CyberTech Rambler

August 19, 2011

Selling crown jewels is really dangerous business

Filed under: Uncategorized — ctrambler @ 7:19 am

Companies do sometime make bad decisions. One of the worse bad decision it might bet the company on something that did not pay off. It is part of the risk companies take.

However, when it involves selling off part of the business that you are famous and in the lead for because it is dull and to pursue more sexy business that the company is not in the lead, that will not be sound decision. One knows one is doing it if there is a lot of opposition or surprise when one announces the decision. I call this selling off the crown jewels.

So far, of the  three examples I heard of in the tech industry, two failed, and one is not doing as well as it would.

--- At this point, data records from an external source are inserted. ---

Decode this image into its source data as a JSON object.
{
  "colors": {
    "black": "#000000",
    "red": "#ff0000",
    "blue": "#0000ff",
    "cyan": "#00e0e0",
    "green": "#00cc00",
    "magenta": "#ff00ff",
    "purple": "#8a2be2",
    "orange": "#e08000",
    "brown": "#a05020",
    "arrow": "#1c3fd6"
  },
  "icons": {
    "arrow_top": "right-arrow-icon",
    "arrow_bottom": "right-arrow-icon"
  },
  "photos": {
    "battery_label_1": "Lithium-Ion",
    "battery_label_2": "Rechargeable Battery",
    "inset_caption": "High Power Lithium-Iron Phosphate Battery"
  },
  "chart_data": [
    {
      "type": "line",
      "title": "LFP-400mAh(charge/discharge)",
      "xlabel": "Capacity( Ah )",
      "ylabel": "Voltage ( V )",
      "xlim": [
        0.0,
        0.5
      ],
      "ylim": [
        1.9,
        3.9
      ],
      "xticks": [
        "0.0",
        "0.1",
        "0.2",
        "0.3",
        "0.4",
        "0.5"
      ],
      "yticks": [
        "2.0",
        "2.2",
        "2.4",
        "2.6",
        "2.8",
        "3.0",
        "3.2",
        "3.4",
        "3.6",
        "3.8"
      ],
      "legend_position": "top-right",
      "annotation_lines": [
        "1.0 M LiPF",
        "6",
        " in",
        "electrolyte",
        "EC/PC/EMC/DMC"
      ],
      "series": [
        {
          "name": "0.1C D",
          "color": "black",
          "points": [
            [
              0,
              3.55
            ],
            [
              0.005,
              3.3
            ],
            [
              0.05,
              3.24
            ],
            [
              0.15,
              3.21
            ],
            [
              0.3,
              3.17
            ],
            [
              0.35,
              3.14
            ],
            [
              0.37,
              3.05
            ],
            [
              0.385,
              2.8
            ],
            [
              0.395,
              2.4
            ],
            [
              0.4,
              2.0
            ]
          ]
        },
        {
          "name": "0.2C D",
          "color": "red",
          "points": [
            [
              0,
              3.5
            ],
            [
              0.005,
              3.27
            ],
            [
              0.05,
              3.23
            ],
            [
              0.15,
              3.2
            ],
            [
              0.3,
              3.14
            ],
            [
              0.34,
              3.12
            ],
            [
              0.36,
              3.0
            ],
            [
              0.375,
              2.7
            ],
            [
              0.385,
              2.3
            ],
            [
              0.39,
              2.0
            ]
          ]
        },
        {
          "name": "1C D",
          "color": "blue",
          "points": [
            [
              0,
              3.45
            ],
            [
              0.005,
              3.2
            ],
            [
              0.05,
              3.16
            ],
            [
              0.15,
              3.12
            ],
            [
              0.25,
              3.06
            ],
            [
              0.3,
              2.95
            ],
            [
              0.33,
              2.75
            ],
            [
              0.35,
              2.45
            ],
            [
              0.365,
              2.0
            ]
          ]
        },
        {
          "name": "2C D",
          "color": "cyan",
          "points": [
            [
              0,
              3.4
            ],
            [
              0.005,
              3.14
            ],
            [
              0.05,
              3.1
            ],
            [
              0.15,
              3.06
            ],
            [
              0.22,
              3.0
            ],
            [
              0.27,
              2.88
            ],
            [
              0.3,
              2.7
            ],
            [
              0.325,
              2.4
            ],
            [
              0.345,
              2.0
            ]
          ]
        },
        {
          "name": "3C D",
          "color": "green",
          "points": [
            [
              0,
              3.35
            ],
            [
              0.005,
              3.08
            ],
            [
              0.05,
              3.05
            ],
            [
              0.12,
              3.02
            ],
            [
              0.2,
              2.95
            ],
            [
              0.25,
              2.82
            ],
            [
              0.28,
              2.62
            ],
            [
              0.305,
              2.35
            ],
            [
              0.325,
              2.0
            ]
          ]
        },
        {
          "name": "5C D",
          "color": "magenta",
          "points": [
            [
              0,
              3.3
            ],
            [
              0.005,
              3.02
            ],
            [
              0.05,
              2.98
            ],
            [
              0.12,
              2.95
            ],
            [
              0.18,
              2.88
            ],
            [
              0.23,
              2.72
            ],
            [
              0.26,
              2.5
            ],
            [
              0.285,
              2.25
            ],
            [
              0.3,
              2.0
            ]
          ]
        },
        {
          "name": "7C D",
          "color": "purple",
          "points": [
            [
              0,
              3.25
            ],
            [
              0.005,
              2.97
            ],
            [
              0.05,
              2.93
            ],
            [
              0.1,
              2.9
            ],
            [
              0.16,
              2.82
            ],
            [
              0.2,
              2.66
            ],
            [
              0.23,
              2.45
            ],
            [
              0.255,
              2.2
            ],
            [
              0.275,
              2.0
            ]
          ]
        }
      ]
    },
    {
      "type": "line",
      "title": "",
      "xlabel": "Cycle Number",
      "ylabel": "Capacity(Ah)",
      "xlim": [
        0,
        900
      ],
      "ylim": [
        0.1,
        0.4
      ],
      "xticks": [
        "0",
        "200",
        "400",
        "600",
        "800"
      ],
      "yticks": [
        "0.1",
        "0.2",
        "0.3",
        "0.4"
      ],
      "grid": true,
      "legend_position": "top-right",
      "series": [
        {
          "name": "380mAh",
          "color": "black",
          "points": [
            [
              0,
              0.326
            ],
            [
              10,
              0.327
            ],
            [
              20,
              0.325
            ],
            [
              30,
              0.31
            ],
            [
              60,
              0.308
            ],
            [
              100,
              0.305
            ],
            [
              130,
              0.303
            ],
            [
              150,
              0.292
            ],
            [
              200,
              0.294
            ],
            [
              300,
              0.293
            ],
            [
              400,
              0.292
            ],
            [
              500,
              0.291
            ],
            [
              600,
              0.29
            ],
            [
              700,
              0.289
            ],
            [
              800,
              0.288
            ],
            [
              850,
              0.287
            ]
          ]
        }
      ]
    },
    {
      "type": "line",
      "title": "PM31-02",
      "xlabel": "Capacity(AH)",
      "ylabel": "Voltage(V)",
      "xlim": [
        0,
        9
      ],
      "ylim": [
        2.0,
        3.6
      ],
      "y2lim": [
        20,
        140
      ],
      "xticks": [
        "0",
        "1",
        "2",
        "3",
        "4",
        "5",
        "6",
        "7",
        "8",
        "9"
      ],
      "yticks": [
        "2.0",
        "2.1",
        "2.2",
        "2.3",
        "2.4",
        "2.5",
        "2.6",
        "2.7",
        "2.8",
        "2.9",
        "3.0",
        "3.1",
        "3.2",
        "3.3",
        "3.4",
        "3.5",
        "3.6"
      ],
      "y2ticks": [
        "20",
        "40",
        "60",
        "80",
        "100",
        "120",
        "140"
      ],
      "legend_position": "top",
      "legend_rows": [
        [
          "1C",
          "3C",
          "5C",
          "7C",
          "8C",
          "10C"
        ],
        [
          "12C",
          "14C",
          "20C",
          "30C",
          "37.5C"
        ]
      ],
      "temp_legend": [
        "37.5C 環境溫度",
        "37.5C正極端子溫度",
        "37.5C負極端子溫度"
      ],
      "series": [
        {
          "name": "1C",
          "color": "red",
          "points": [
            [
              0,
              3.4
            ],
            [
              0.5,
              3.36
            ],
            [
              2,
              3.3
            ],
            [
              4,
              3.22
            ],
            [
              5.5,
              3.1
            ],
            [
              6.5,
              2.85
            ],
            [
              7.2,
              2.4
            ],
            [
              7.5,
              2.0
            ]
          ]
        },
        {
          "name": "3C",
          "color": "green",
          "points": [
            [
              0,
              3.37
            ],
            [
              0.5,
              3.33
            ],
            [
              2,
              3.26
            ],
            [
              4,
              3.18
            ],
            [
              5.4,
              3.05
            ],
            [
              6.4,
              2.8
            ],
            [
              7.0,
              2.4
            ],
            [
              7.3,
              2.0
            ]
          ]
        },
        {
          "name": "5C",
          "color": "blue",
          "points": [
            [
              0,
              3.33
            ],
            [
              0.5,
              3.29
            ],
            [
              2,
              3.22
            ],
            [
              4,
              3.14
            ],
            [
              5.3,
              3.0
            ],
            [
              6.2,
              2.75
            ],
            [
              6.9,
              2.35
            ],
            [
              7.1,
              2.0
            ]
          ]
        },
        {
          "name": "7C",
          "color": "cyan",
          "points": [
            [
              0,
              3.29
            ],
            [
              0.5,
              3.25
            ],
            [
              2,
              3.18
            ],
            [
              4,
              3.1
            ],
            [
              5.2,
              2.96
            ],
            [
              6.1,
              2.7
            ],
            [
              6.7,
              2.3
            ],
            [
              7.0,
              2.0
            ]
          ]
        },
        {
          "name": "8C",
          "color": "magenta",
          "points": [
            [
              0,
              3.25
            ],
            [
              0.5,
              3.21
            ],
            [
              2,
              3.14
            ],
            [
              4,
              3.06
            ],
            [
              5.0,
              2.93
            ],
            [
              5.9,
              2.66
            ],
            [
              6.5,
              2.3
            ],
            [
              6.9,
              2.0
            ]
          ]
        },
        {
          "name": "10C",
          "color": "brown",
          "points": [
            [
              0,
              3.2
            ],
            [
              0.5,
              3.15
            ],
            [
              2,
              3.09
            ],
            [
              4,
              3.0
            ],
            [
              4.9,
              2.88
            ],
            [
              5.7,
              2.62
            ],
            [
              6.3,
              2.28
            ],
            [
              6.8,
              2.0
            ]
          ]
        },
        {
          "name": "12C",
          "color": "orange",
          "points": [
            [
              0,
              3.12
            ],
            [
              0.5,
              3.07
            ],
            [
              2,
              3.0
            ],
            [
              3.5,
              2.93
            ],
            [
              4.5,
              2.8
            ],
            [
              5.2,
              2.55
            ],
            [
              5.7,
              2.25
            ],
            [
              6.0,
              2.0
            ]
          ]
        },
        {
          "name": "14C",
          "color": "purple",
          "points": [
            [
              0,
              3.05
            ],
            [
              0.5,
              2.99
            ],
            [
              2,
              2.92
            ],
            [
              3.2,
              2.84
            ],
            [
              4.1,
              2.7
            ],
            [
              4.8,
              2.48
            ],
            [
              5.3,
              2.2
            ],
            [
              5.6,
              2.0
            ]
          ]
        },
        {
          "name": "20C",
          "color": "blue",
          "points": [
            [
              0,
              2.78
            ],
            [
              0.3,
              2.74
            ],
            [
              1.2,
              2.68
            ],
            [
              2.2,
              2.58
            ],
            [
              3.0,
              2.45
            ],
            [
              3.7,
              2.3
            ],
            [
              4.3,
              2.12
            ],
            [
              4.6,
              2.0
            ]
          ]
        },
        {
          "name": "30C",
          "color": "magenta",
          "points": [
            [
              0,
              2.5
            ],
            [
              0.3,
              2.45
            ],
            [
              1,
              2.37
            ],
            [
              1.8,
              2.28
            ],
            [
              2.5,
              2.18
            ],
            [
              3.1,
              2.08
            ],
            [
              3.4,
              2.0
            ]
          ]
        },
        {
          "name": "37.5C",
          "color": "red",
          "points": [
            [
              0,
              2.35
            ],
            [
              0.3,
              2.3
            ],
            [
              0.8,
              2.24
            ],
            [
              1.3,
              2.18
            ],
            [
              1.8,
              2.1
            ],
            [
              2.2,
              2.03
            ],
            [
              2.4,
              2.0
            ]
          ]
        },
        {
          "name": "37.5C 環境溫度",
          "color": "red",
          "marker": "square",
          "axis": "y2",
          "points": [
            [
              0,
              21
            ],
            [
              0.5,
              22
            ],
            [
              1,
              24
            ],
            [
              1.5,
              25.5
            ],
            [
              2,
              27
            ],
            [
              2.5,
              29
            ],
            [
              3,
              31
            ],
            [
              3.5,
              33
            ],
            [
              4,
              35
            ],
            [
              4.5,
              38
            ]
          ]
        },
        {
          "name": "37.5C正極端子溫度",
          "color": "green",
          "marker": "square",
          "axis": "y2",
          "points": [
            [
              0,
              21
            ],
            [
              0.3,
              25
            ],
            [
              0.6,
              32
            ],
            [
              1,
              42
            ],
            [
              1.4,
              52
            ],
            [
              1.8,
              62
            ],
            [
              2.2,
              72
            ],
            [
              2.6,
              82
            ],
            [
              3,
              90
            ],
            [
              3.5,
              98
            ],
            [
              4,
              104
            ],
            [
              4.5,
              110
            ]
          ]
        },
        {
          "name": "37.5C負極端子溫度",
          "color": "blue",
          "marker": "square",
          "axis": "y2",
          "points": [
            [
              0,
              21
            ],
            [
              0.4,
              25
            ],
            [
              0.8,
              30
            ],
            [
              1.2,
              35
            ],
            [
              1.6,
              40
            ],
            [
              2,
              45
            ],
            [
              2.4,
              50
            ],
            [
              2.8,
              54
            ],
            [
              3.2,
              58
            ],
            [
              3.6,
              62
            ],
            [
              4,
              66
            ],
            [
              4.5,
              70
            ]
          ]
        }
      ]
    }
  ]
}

The first example is Marconi. It decided to sell its defense and wireless equipment business to concentrate on the telecommunication business. That was made at the height of dot-com boom and almost tanked the company when it burst.

Today we have the second example in HP. When one thinks of HP, one thinks of its test equipment business mainly, followed by electronic parts business. Computers? Not in a million years. When Fiorina tried to sell off the crown jewel to concentrate on computers. That shocked a lot of people. It met opposition from at least one descendent of the company’s founder. Unfortunately for HP, it happened. Today, we heard that it is throwing away the computer business to concentrate on the IT business. That’s a sad situation for a company that sold its crown jewel. Probably the only lucky thing is the spin out company that got HP’s crown jewels, Agilent Technology, is still a leader in the field.

The example that is not doing that well is Motorola. It’s well known for its semiconductor business. Telecommunication equipment? We know it exists but a world leader? No. After the spin off the business to Freescale Semiconductor to concentrate on telecommunication, Motorola’s finances were up and down. Unlike Marconi or HP, at least it has its high moment when Motorola Razr was the rage and the spinning off of its crown jewels looks like it might be paying off. Today, like the other two, it is a shadow of itself, having split itself yet again and sold the mobile business to Google recently.

The new, diminished HP and Motorola now wants to emulate IBM by concentrating on business computing solution. That field of business computing, i.e., the place I lump consultancy, software writing and large scale computing equipment purchase together, seems to be a favourite dumping ground for companies past its former glory. Incidentally, in case you are asking, IBM did not sell off its crown jewels, it simply lose it to competition.